Perché ora? La morte di Amini è stata la scintilla di un dissenso che cercava sfogo?
Il suo vero nome non è Mahsa ma Jhina. In Iran non possiamo usare nomi curdi, che restano ufficiosi, diversi da quelli ufficiali dei documenti di identità. Jhina significa «nuova vita». E sta davvero dando una nuova vita al paese. È successo oggi perché l’Iran sta già soffocando da tempo. Negli ultimi otto anni ci sono state rivolte cicliche, ma il regime è riuscito a scollegarle tra loro, usando diversi strumenti. Prendiamo il Kurdistan: lì le proteste ci sono dal 1979, mentre Khomeini veniva portato in trionfo i partiti curdi avevano già coniato lo slogan «Autonomia per il Kurdistan, democrazia per l’Iran». Con le rivolte curde, il regime spaventa gli iraniani dicendo che si tratta di indipendentisti. Se protestano i lavoratori, il regime spaventa la classe media.
Ma stavolta la sollevazione è l’accumulazione di tutte le sofferenze del popolo iraniano. La situazione economica è terribile, ma lo slogan che risuona è il diritto a poter scegliere per sé. Per decenni, quando contestavamo l’obbligo del velo, molti rispondevano che non era certo il problema principale. Oggi la gente mostra che lo è perché rappresenta la libertà individuale, la possibilità di scegliere per sé, il simbolo della propria volontà. Gli iraniani non stanno chiedendo solo pane o lavoro, ma libertà. Altre volte ci rispondevano dicendo che l’hijab è una caratteristica della nostra cultura. Non è così: è stato imposto dalla rivoluzione islamica che ha obbligato le donne a indossarlo. Bruciando il velo, bruciano quel mito.
Avere notizie certe della sollevazione che da cinque giorni infiamma l’Iran non è semplice: la rete internet è debolissima, tagliata da Teheran. Ieri l’ultima app disattivata è stata Instagram.
Di certo la protesta si sta allargando, quasi tutte le province sono ormai coinvolte. Sarebbero almeno 14 i manifestanti uccisi, centinaia i feriti, ignoto il numero degli arrestati. In Rojhilat, il Kurdistan iraniano, è stato indetto lo sciopero generale.
In prima fila ci sono le donne: bruciano i veli, tagliano i capelli, si scontrano con la polizia.

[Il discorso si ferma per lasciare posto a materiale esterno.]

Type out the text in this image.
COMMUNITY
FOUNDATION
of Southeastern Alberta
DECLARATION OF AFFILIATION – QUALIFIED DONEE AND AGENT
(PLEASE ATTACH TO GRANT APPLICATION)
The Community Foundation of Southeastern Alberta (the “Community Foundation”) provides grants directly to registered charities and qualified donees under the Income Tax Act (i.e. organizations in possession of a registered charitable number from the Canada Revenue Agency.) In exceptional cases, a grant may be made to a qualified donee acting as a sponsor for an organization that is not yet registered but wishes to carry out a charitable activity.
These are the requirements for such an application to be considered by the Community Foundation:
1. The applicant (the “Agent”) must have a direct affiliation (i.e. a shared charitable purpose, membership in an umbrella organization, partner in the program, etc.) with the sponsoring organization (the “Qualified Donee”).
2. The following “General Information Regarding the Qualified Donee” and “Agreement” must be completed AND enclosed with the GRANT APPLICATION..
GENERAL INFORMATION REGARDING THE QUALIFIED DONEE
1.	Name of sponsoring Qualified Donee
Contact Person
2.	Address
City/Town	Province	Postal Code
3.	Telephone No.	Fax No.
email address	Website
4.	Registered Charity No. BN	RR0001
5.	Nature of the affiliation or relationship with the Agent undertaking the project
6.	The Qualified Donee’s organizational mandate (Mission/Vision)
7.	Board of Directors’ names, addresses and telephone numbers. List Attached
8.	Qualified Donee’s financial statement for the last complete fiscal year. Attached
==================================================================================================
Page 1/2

A scatenare la sollevazione è stata l’uccisione, per mano della polizia morale, della 22enne curda Mahsa Amini, venerdì scorso. Alla sua famiglia un consigliere dell’Ayatollah Khamenei ha espresso le condoglianze del leader religioso che avrebbe promesso di indagare.
Ma gli slogan sono chiari: «Morte al dittatore», «Donna, vita, libertà». Nella città di Sari un manifestante si è arrampicato sulla facciata del Comune e ha distrutto l’immagine di Khomeini, il padre della Repubblica islamica.
A intervenire ieri sarebbe stato anche Anonymous, il collettivo hacker chiamato in causa dagli iraniani sui social perché aiutasse a disattivare i siti del governo: pare lo abbia fatto, bloccando la tv di Stato e alcuni servizi governativi per qualche ora.
Della sollevazione abbiamo parlato con Fariborz Kamkari, regista curdo-iraniano, autore tra gli altri dei film I fiori di Kirkuk e Essere curdo e del romanzo Ritorno in Iran.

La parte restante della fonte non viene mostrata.